Fig. 8: Illustration of the worst-case segmentation from the proposed network. The top row shows the predicted segmentation while the bottom row shows the ground truth. The tumor, in green, is not identified by our network, which is only able to segment the kidney tissue instead, in red. The small size of the tumor in this case may have played a significant role in the segmentation failure.

The experiments that we have carried out and the comparisons with existing methods have shown the advantages of the proposed architecture and the effectiveness of the enhancement strategies over the original 3D U-Net. Nevertheless, several aspects remain challenging and require further investigation. In particular, from the segmentation statistics of the test patients, we have found that two patients had a low tumor Dice with one of them being as low as zero. The data corresponding to the latter patient is shown in Fig. 8. In the figure, we can see that the prediction mask does not map the tumor, a consistent result with the Dice coefficient. The cause of this low Dice might be the particularly small size of the tumor in the CT images. We attribute this phenomenon to the fixed receptive field of classic convolution. Therefore, we will consider in our future work to employ deformable convolution as a potential solution to this problem [dai2017deformable].

In summary, the proposed architecture and chosen methodology in this paper are based on the assumption that the basic 3D U-Net architecture is capable of extracting sufficient features for segmentation. Therefore, we have directed our efforts towards the training procedures while discarding the complex architecture modifications with marginal effectiveness. At the time of finalizing the experiments reported in this paper, a modified U-Net (mU-Net) has been proposed by Seo et al. [seo2019modified]. In their paper, the authors propose the utilization of residual path to the skip connections of the U-Net for the segmentation of livers and liver tumors. This paper shares a similar motivation with ours, aiming and innovative ways of mining more effective information from low-resolution features for accurate segmentation of medical images. The main difference from the architectural point of view is that Seo et al. introduce additional blocks, while we focus on effective but simpler strategies to achieve the same goal.

V Conclusion

In this paper, we have proposed an end-to-end multi-scale supervised 3D U-Net to simultaneously segment kidneys and kidney tumors from raw-scale computed tomography images. Extending the original 3D U-Net architecture, we have combined a multi-scale supervision approach with exponential logarithmic loss. This has enabled further optimization of the U-Net architecture, extending its possibilities, and hence obtaining better performance. Compared with a current trend in deep neural networks with complex architectures and multiple different submodules, we have taken a more generalized approach yet obtained results comparable to the state of the art. A simpler architecture has the advantage of higher reproducibility and wider generalization of results, in contrast with the potentially highly inflated models and poor reproducibility of more complex architectures.

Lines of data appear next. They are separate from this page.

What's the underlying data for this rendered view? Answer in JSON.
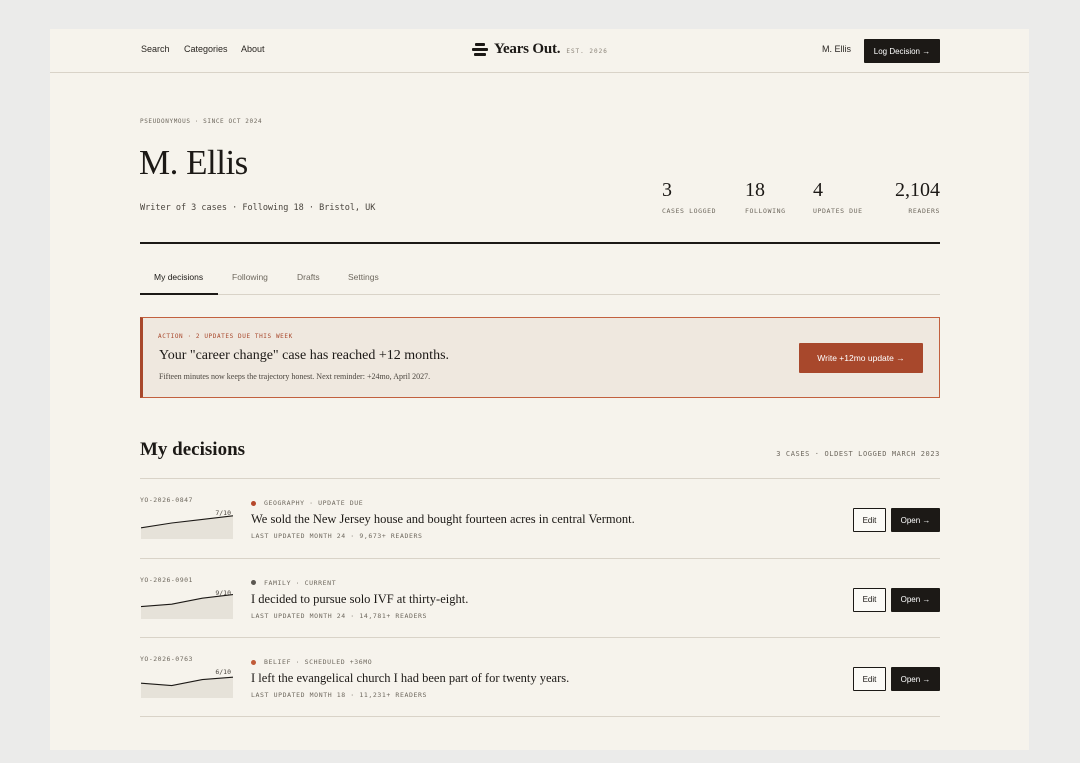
{
  "nav": {
    "links": [
      "Search",
      "Categories",
      "About"
    ],
    "logo_text": "Years Out.",
    "logo_est": "EST. 2026",
    "user_name": "M. Ellis",
    "log_button": "Log Decision →"
  },
  "profile": {
    "kicker": "PSEUDONYMOUS · SINCE OCT 2024",
    "name": "M. Ellis",
    "subline": "Writer of 3 cases · Following 18 · Bristol, UK",
    "stats": [
      {
        "value": "3",
        "label": "CASES LOGGED"
      },
      {
        "value": "18",
        "label": "FOLLOWING"
      },
      {
        "value": "4",
        "label": "UPDATES DUE"
      },
      {
        "value": "2,104",
        "label": "READERS"
      }
    ]
  },
  "tabs": [
    "My decisions",
    "Following",
    "Drafts",
    "Settings"
  ],
  "alert": {
    "kicker": "ACTION · 2 UPDATES DUE THIS WEEK",
    "title": "Your \"career change\" case has reached +12 months.",
    "sub": "Fifteen minutes now keeps the trajectory honest. Next reminder: +24mo, April 2027.",
    "button": "Write +12mo update →"
  },
  "section": {
    "title": "My decisions",
    "meta": "3 CASES · OLDEST LOGGED MARCH 2023"
  },
  "colors": {
    "accent": "#a8482c",
    "ink": "#1c1916",
    "paper": "#f6f3ec",
    "dot_due": "#b5472b",
    "dot_current": "#5b5751",
    "dot_scheduled": "#c05a38"
  },
  "decisions": [
    {
      "id": "YO-2026-0847",
      "spark_label": "7/10",
      "spark": [
        3,
        5,
        6.5,
        8
      ],
      "dot_color": "#b5472b",
      "tag": "GEOGRAPHY · UPDATE DUE",
      "title": "We sold the New Jersey house and bought fourteen acres in central Vermont.",
      "meta": "LAST UPDATED MONTH 24 · 9,673+ READERS",
      "edit": "Edit",
      "open": "Open →"
    },
    {
      "id": "YO-2026-0901",
      "spark_label": "9/10",
      "spark": [
        3.5,
        4.5,
        7,
        8.5
      ],
      "dot_color": "#5b5751",
      "tag": "FAMILY · CURRENT",
      "title": "I decided to pursue solo IVF at thirty-eight.",
      "meta": "LAST UPDATED MONTH 24 · 14,781+ READERS",
      "edit": "Edit",
      "open": "Open →"
    },
    {
      "id": "YO-2026-0763",
      "spark_label": "6/10",
      "spark": [
        4.5,
        3.5,
        6,
        7
      ],
      "dot_color": "#c05a38",
      "tag": "BELIEF · SCHEDULED +36MO",
      "title": "I left the evangelical church I had been part of for twenty years.",
      "meta": "LAST UPDATED MONTH 18 · 11,231+ READERS",
      "edit": "Edit",
      "open": "Open →"
    }
  ]
}
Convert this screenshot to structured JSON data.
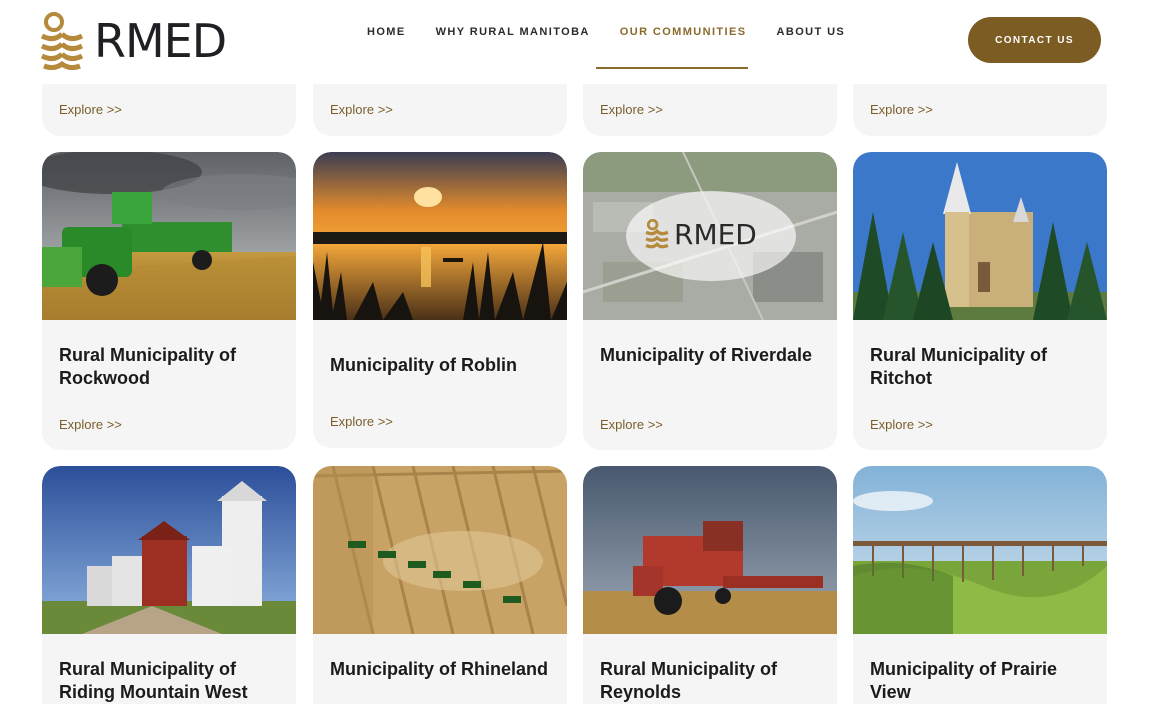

In general, we have directed our efforts towards a more efficient training of the original 3D U-Net architecture by incorporating the multi-scale supervision and the exponential logarithmic loss. We have demonstrated the advantages of this approach with our experiments and comparisons with the state-of-the-art. While our architecture can be outperformed by others in specific metrics on the KiTS19 dataset, we have argued that having a simpler architecture still leaves room for further optimization and discussed the advantages from the point of view of applicability and extendability.

Finally, the code leading to this work has been made public through a GitHub repository222, with the code that has been used on the KiTS19 dataset. In the future work, we expect to extend the application of our architecture towards segmentation of other organs and modalities, such as magnetic resonance imaging (MRI) or positron-emission tomography (PET).